Paulo Gonet, a escolha conservadora de Lula

Ao escapar pela tangente de temas caros a progressistas e conservadores, Gonet irritou os dois lados, mas replicou um estilo de Lula, o de acenar para campos opostos, como ficou evidente na última Conferência do Clima.

Por Fernando Molica

Sabatina na CCJ do Senado do subprocurador Paulo Gonet, indicado para chefiar a Procuradoria-Geral da República (PGR).

As respostas do procurador Paulo Gonet a perguntas sobre regime de cotas e direitos de homossexuais reforçam que, ao indicá-lo para a Procuradoria-Geral da República, o presidente Lula pensou mais em se resguardar de eventuais denúncias do que na defesa de teses tão caras a boa parte de seu eleitorado. 

Gonet relativizou as cotas: negou ter falado no risco de "racismo reverso", mas admitiu que usou a expressão "discriminação reversa" ao tratar de supostas consequências nefastas da reserva de vagas. Também defendeu o estabelecimento de prazos para as cotas, como se as consequências de quatro séculos de escravidão e racismo pudessem ser eliminadas em algumas dezenas de anos, num prazo a ser estipulado pelos legisladores.

Seu conservadorismo ficou ainda mais evidente ao responder a questionamentos sobre casamento entre pessoas do mesmo sexo e a possibilidade desses casais adotarem filhos.

Também em resposta ao senador Fábio Contarato (ES), homossexual e líder do PT no Senado, Gonet evitou tratar desses direitos à luz do princípio de igualdade determinado pela Constituição.

O procurador procurou se ater à lei e assim escapar de direitos reconhecidos pelo Supremo Tribunal Federal com base numa leitura constitucional. Não defendeu a possibilidade de casamento, mas de um "reconhecimento" da união entre essas pessoas que vivem numa "unidade familiar". 

Declarou já ter dito que o "princípio da legalidade" poderia ser "estressado" — ou seja, questionado — pela decisão do STF de equiparar a homofobia ao racismo. Suas respostas embutem a possibilidade de negação de direitos plenos a cidadãos, pagadores de impostos, e de admissão legal de um preconceito.

Ao agir dessa forma, Gonet praticamente reduziu a função do Ministério Público a uma aplicação mecânica da lei, como se não houvesse zonas cinzentas e, mesmo, a necessidade de interpretação do que está escrito com base em princípios mais amplos.

A Constituição diz que cabe ao MP a defesa da ordem jurídica, mas também dos "interesses sociais e individuais indisponíveis". Cabe à Procuradoria-Geral da República atuar junto ao STF para ampliar direitos, não para restringi-los.
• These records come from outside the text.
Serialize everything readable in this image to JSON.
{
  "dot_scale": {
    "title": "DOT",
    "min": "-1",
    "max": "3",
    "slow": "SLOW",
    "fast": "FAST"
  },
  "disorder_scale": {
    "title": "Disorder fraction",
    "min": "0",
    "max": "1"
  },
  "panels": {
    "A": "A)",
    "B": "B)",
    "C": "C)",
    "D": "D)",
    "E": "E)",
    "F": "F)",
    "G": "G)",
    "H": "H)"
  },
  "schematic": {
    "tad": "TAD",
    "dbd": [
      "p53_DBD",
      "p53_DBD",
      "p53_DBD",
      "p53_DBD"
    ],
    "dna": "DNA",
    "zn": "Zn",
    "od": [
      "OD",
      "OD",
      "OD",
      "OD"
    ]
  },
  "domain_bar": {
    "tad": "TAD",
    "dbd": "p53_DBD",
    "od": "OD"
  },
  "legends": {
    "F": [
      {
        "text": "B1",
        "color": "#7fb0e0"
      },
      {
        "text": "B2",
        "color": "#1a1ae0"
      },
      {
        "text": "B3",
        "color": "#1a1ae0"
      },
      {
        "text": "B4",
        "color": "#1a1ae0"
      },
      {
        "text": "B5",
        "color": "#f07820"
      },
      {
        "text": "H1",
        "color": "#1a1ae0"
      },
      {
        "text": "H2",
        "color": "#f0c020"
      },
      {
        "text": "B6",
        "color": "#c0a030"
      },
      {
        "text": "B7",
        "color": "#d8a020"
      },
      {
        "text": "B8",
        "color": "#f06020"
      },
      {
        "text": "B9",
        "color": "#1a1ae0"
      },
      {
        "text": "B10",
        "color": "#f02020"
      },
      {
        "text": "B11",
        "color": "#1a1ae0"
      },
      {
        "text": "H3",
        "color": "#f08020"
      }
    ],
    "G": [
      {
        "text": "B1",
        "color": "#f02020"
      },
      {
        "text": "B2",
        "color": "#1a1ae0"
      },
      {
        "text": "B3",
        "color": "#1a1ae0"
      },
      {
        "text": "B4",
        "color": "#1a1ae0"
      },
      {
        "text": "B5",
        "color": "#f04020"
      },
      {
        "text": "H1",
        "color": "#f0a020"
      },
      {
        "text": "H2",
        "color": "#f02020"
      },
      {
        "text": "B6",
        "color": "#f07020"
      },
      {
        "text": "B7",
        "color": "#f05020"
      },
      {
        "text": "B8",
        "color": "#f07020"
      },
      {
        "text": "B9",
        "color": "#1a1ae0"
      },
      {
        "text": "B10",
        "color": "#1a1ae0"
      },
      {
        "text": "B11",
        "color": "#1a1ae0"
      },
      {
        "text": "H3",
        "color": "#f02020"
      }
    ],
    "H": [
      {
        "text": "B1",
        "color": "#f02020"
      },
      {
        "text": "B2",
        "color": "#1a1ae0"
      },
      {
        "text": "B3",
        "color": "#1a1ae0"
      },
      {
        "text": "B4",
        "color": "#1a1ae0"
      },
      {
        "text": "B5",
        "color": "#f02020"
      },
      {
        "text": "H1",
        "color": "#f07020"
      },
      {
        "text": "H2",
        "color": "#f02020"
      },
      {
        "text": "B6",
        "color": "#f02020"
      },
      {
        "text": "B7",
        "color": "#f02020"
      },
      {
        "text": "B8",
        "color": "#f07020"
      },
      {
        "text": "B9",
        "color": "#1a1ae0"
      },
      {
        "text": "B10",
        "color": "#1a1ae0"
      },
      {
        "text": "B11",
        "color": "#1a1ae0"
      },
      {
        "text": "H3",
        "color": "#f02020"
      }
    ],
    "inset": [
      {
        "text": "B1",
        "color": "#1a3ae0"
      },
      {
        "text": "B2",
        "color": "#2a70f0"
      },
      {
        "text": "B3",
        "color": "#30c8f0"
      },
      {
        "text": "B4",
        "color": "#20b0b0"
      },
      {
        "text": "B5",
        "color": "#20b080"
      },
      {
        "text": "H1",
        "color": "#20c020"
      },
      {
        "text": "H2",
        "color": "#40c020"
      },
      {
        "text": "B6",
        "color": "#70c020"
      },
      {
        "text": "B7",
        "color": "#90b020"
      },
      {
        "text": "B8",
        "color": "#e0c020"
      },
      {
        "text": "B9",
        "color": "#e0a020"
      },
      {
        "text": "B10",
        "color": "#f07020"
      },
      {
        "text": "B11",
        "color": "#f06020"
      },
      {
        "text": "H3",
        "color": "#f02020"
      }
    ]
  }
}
Gonet também irritou a direita ao se negar a responder sobre o inquérito das fake news que, com base numa filigrana e graças à inoperância ativa do então PGR, Augusto Aras, foi aberto pelo próprio STF. Essa decisão da corte foi muito questionada pelo próprio Ministério Público, mas Gonet preferiu se abster de opinar, alegou que não conhecia os autos — fugiu, portanto, de uma questão relacionada a um tema constitucional.

Ao escapar pela tangente de temas caros a progressistas e conservadores, Gonet irritou os dois lados, mas replicou um estilo de Lula, o de acenar para campos opostos, como ficou evidente na última Conferência do Clima. A capacidade de negociar fez com que o hoje presidente se destacasse na luta sindical e na política.

Como repetem os setores mais pragmáticos do PT, os partidos de esquerda são minoria no Congresso Nacional, precisam fazer alianças, ceder. O problema é quando essas concessões afetam direitos fundamentais, estabelecidos com base na Constituição e no processo civilizatório. Lula, até por sua experiência pessoal, tem o direito de escolher um procurador-geral da República de perfil discreto, que não atue mais como justiceiro do que como defensor da lei.

O presidente não deveria, porém, fazer com que esse objetivo ameaçasse direitos importantes e tão duramente conquistados; qualquer tergiversação nesses pontos tão sensíveis representa um atentado à cidadania dos grupos atingidos e, mesmo, ao futuro profissional e à vida de muita gente.